Organisation

Kärntner Kirchenzeitung - „Sonntag”

Beschäftigungslosen Menschen in schweren Zeiten eine Chance geben

Arbeitslosigkeit

Im Rahmen eines grenzüberschreitenden Interreg-Projektes sollen Menschen, die aufgrund schwieriger Lebensumstände arbeitslos geworden sind, wieder in die Mitte der Gesellschaft geholt werden.

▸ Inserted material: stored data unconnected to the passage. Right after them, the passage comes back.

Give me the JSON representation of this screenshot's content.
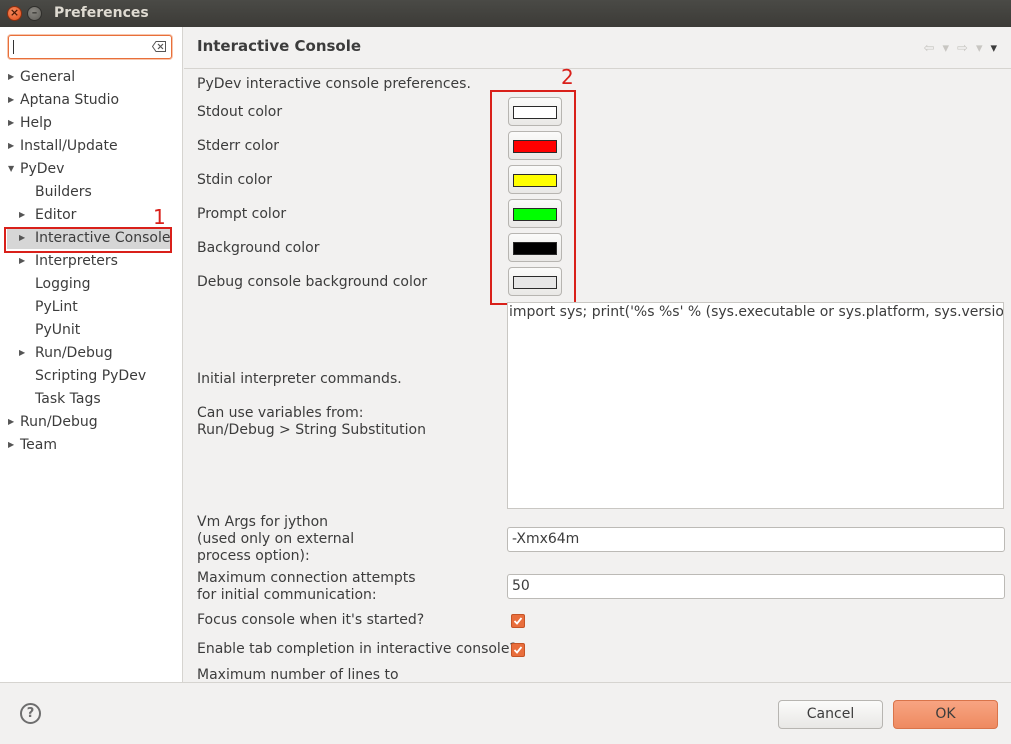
{
  "window": {
    "title": "Preferences"
  },
  "search": {
    "value": ""
  },
  "tree": {
    "general": "General",
    "aptana": "Aptana Studio",
    "help": "Help",
    "install": "Install/Update",
    "pydev": "PyDev",
    "builders": "Builders",
    "editor": "Editor",
    "interactive_console": "Interactive Console",
    "interpreters": "Interpreters",
    "logging": "Logging",
    "pylint": "PyLint",
    "pyunit": "PyUnit",
    "pydev_rundebug": "Run/Debug",
    "scripting": "Scripting PyDev",
    "task_tags": "Task Tags",
    "rundebug": "Run/Debug",
    "team": "Team"
  },
  "annotations": {
    "first": "1",
    "second": "2",
    "color": "#d9201a"
  },
  "page": {
    "title": "Interactive Console",
    "description": "PyDev interactive console preferences.",
    "colors": [
      {
        "label": "Stdout color",
        "value": "#ffffff"
      },
      {
        "label": "Stderr color",
        "value": "#ff0000"
      },
      {
        "label": "Stdin color",
        "value": "#ffff00"
      },
      {
        "label": "Prompt color",
        "value": "#00ff00"
      },
      {
        "label": "Background color",
        "value": "#000000"
      },
      {
        "label": "Debug console background color",
        "value": "#e6e6e6"
      }
    ],
    "initial_commands_label": "Initial interpreter commands.",
    "variables_label_1": "Can use variables from:",
    "variables_label_2": "Run/Debug > String Substitution",
    "initial_commands_value": "import sys; print('%s %s' % (sys.executable or sys.platform, sys.version))",
    "vm_args_label_1": "Vm Args for jython",
    "vm_args_label_2": "(used only on external",
    "vm_args_label_3": "process option):",
    "vm_args_value": "-Xmx64m",
    "max_conn_label_1": "Maximum connection attempts",
    "max_conn_label_2": "for initial communication:",
    "max_conn_value": "50",
    "focus_console_label": "Focus console when it's started?",
    "focus_console_checked": true,
    "tab_completion_label": "Enable tab completion in interactive console?",
    "tab_completion_checked": true,
    "max_lines_label": "Maximum number of lines to"
  },
  "footer": {
    "help": "?",
    "cancel": "Cancel",
    "ok": "OK"
  }
}
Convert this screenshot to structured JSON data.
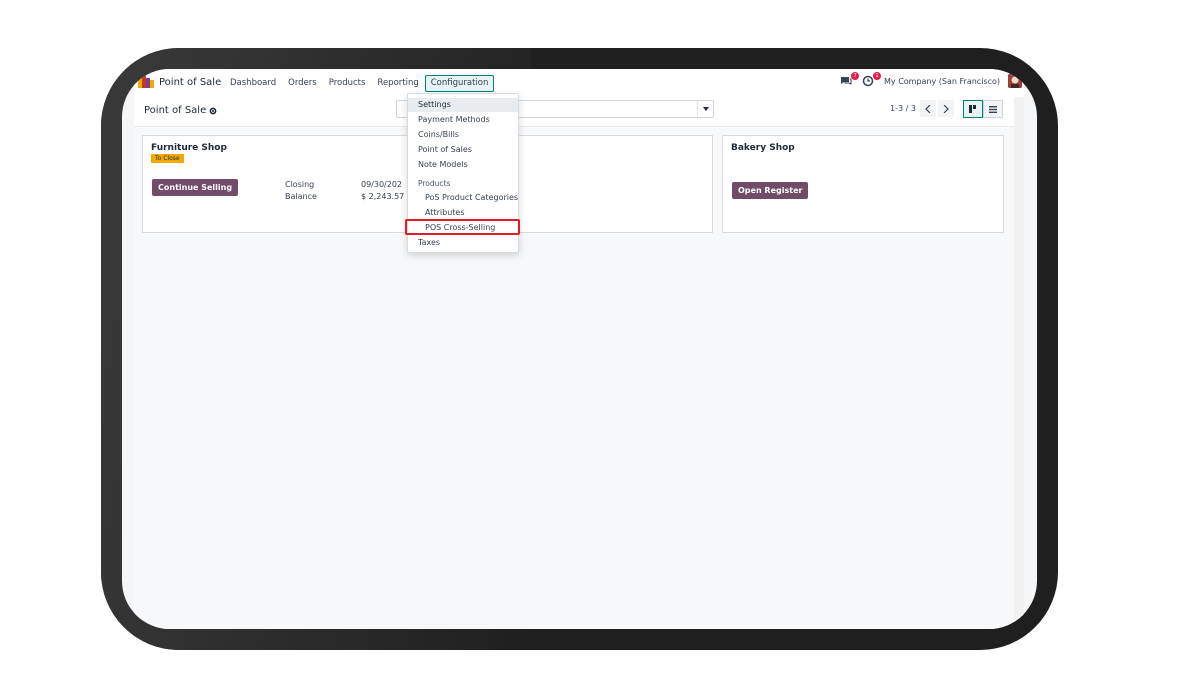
{
  "navbar": {
    "app_name": "Point of Sale",
    "menu": [
      "Dashboard",
      "Orders",
      "Products",
      "Reporting",
      "Configuration"
    ],
    "messages_count": "7",
    "activities_count": "1",
    "company": "My Company (San Francisco)"
  },
  "control_panel": {
    "breadcrumb": "Point of Sale",
    "search_placeholder": "",
    "pager": "1-3 / 3"
  },
  "cards": [
    {
      "title": "Furniture Shop",
      "badge": "To Close",
      "button": "Continue Selling",
      "meta": [
        {
          "label": "Closing",
          "value": "09/30/202"
        },
        {
          "label": "Balance",
          "value": "$ 2,243.57"
        }
      ]
    },
    {
      "title": "Bakery Shop",
      "button": "Open Register"
    }
  ],
  "config_menu": {
    "items": [
      {
        "label": "Settings",
        "type": "item",
        "state": "hover"
      },
      {
        "label": "Payment Methods",
        "type": "item"
      },
      {
        "label": "Coins/Bills",
        "type": "item"
      },
      {
        "label": "Point of Sales",
        "type": "item"
      },
      {
        "label": "Note Models",
        "type": "item"
      },
      {
        "label": "Products",
        "type": "header"
      },
      {
        "label": "PoS Product Categories",
        "type": "sub"
      },
      {
        "label": "Attributes",
        "type": "sub"
      },
      {
        "label": "POS Cross-Selling",
        "type": "sub",
        "highlighted": true
      },
      {
        "label": "Taxes",
        "type": "item"
      }
    ]
  },
  "colors": {
    "primary": "#714b67",
    "accent": "#017e84",
    "badge": "#f4a900",
    "highlight": "#e11d2a"
  },
  "icons": [
    "pos-logo-icon",
    "gear-icon",
    "chat-icon",
    "clock-icon",
    "chevron-left-icon",
    "chevron-right-icon",
    "kanban-icon",
    "list-icon",
    "caret-down-icon"
  ]
}
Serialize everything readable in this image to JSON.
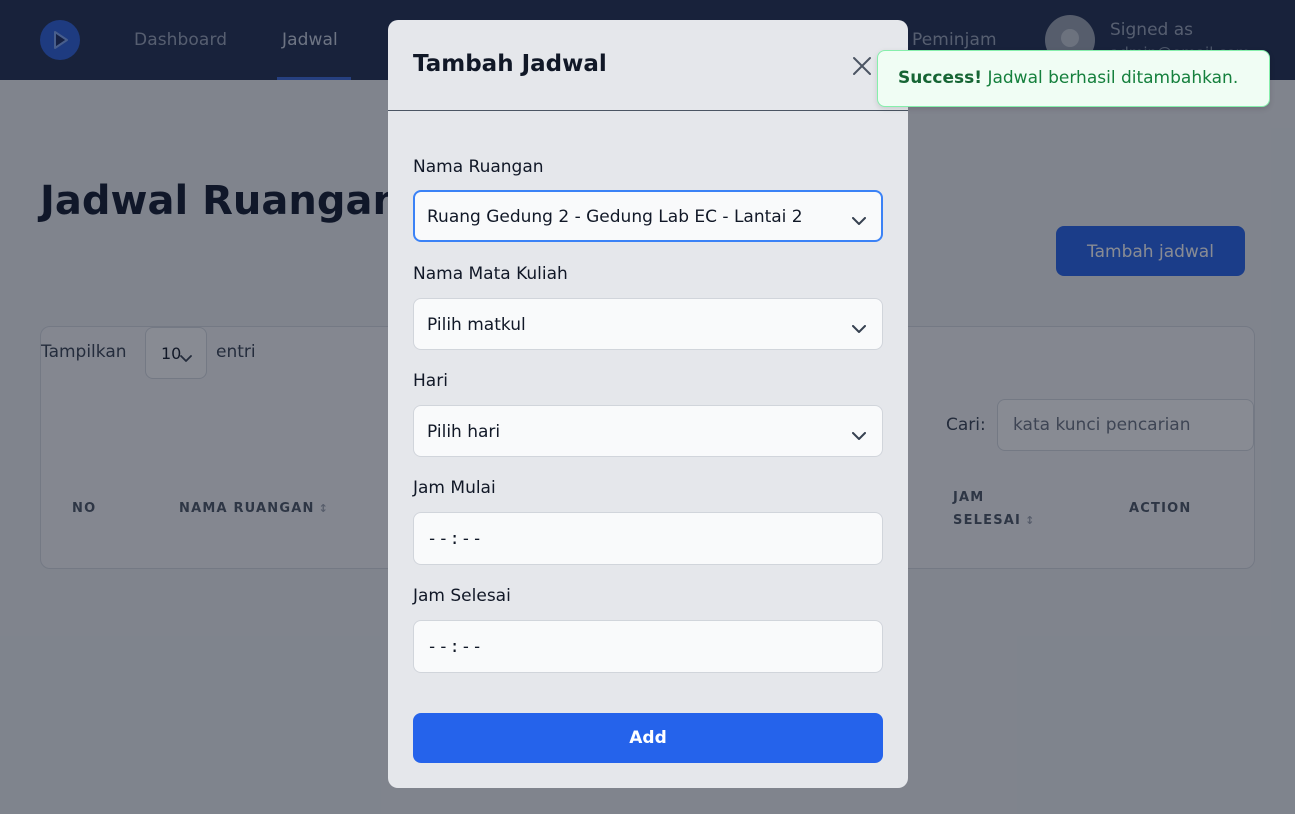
{
  "navbar": {
    "items": [
      {
        "label": "Dashboard"
      },
      {
        "label": "Jadwal"
      },
      {
        "label": "Peminjam"
      }
    ],
    "user": {
      "signed_label": "Signed as",
      "account": "admin@email.com"
    }
  },
  "page": {
    "title": "Jadwal Ruangan Kuliah",
    "add_button": "Tambah jadwal"
  },
  "table_controls": {
    "show_label": "Tampilkan",
    "entries_value": "10",
    "entries_label": "entri",
    "search_label": "Cari:",
    "search_placeholder": "kata kunci pencarian"
  },
  "table": {
    "headers": [
      "NO",
      "NAMA RUANGAN",
      "JAM SELESAI",
      "ACTION"
    ],
    "sort_icon": "↕"
  },
  "modal": {
    "title": "Tambah Jadwal",
    "fields": {
      "room": {
        "label": "Nama Ruangan",
        "value": "Ruang Gedung 2 - Gedung Lab EC - Lantai 2"
      },
      "course": {
        "label": "Nama Mata Kuliah",
        "value": "Pilih matkul"
      },
      "day": {
        "label": "Hari",
        "value": "Pilih hari"
      },
      "start": {
        "label": "Jam Mulai",
        "value": "--:--"
      },
      "end": {
        "label": "Jam Selesai",
        "value": "--:--"
      }
    },
    "submit_label": "Add"
  },
  "toast": {
    "strong": "Success!",
    "message": "Jadwal berhasil ditambahkan."
  },
  "icons": {
    "logo": "play-logo-icon",
    "close": "close-icon",
    "chevron": "chevron-down-icon",
    "sort": "sort-icon",
    "avatar": "avatar-icon"
  },
  "colors": {
    "navbar": "#1f2d4f",
    "primary": "#2563eb",
    "success_text": "#15803d",
    "success_bg": "#f0fdf4"
  }
}
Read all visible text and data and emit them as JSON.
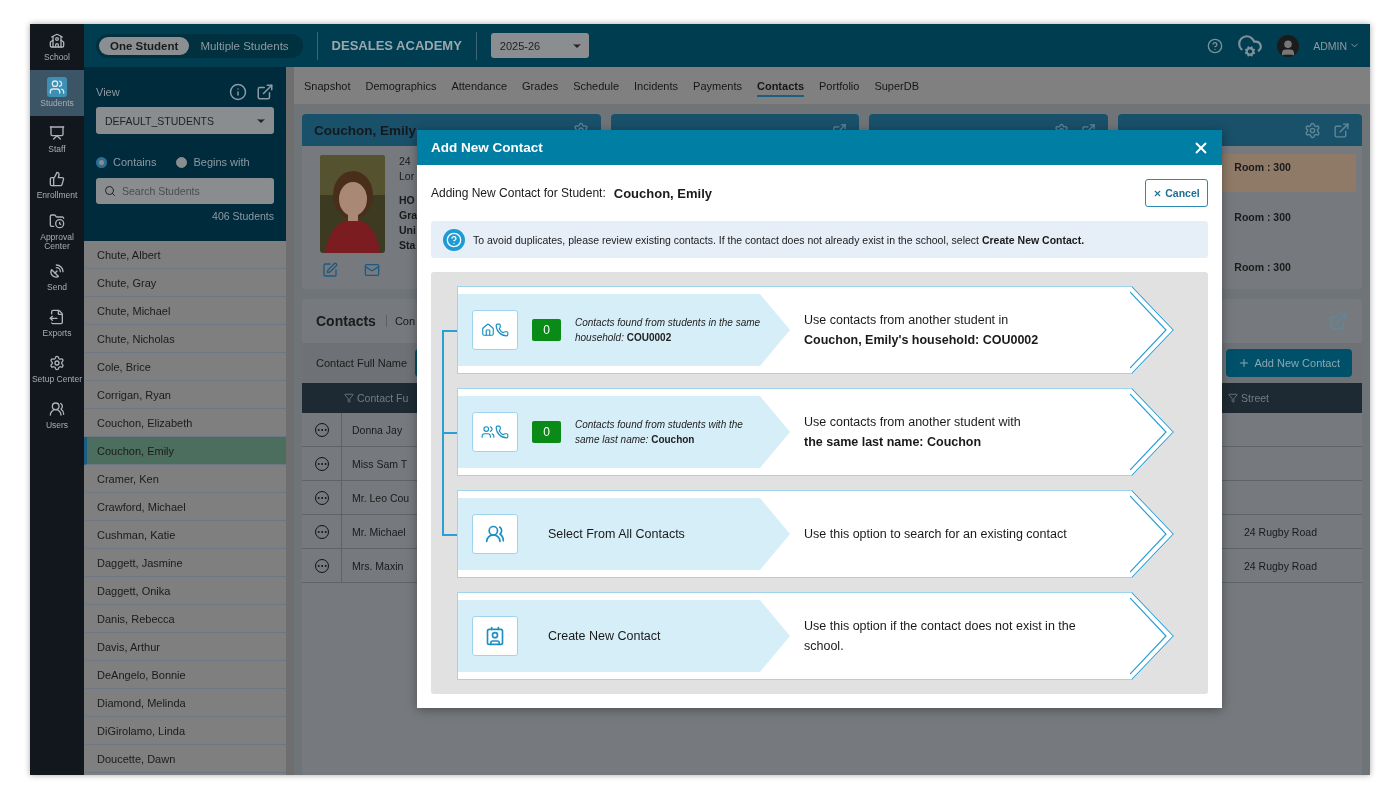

Sandra ist 30 Jahre alt, hat ein abgeschlossenes Studium, aber außer geringfügigen Beschäftigungen noch nicht „richtig“ gearbeitet. Grund dafür sind unter anderem ihre psychischen Erkrankungen. Wenn es ihr schlecht geht und sie depressiv ist, erledigt sie nur das Nötigste. Oft ist Sandra mit der Welt draußen überfordert. Was sie aber möchte, ist Teil der Gesellschaft, auch der Arbeitsgesellschaft, zu sein – aber so, wie es für sie möglich ist.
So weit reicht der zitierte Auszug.